Bei Herodot liest man, dass in Indien Bäume wild wachsen, die eine Wolle produzieren, die in Schönheit und Güte die von Schafen übertrifft, und dass die Inder Kleidung von diesen Bäumen tragen (Herodot, Historien III, 106).
Die Meinung, dass Seide auf Bäumen wächst, findet sich noch bei Isidor von Sevilla in den kurzen Bemerkungen zu den “Seres”:
Seres a proprio oppido nomen sortiti sunt, gens ad Orientem sita, apud quos de arboribus lana contexitur. [9]
Im Codex Sangallensis 621, S. 40,, einer im 9. Jahrhundert entstandenen St.
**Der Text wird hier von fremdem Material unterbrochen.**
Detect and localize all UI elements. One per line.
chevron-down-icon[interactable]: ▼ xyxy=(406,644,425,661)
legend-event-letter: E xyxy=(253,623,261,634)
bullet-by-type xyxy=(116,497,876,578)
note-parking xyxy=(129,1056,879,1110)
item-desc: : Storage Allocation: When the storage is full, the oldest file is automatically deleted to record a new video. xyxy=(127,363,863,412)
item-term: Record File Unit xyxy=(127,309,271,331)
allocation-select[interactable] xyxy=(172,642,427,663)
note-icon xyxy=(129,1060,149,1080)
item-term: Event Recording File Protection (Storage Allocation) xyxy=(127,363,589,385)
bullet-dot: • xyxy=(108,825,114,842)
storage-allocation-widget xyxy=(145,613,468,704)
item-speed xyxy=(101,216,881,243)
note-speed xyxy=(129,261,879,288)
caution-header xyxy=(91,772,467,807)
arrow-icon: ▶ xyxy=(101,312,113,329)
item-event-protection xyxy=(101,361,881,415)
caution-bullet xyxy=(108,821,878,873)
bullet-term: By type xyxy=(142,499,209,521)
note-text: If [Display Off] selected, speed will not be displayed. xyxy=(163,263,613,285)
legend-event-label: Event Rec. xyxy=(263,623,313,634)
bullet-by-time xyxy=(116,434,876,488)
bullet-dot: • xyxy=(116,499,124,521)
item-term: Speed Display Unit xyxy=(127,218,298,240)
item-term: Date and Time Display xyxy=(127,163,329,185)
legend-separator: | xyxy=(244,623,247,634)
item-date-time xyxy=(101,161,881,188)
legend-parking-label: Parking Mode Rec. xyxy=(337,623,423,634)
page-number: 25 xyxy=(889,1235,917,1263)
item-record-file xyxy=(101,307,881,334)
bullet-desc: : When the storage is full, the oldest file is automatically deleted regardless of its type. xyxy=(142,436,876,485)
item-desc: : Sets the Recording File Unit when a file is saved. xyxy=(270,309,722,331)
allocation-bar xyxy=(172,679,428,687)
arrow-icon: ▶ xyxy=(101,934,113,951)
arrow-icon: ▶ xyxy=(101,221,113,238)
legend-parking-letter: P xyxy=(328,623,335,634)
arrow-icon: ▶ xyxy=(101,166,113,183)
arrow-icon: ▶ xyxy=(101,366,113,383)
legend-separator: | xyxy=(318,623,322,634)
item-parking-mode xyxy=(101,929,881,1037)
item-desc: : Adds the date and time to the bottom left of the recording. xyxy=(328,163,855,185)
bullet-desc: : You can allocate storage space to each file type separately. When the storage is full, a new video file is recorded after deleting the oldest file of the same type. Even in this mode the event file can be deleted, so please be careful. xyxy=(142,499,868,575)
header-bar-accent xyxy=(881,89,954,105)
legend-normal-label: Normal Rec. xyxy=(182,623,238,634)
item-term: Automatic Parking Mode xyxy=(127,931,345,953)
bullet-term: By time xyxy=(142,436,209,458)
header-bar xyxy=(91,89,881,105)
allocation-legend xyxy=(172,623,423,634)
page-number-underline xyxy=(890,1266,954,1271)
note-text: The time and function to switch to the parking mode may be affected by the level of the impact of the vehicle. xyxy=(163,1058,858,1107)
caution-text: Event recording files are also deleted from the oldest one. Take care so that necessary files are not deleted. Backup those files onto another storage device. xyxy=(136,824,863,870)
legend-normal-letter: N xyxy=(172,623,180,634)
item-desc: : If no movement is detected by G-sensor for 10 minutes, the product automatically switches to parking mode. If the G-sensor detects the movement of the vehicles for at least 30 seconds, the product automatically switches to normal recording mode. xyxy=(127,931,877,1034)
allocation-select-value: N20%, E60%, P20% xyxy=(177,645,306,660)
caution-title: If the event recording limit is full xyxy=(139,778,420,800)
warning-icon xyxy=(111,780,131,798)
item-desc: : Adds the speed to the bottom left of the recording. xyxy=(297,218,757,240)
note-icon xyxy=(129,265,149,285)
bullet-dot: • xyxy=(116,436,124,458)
Galler Abschrift der Historiarum adversum paganos libri VII des Paulus Orosius notiert im 11. Jahrhundert Ekkehart IV.[10] in einer Glosse zu “[...] qua oceanus Sericus tenditur [...]”[11]:
Ubi et Seres gentes qui serica uellera arboribus natura quadam suis inpendentia mittunt. [...].
Heidi Eisenhut[12] verweist als Quelle für diese Informationen auf Stellen bei Plinius und Isidor von Sevilla, sieht aber die oben erwähnte Stelle im Boethius-Kommentar als wahrscheinlichere Quelle.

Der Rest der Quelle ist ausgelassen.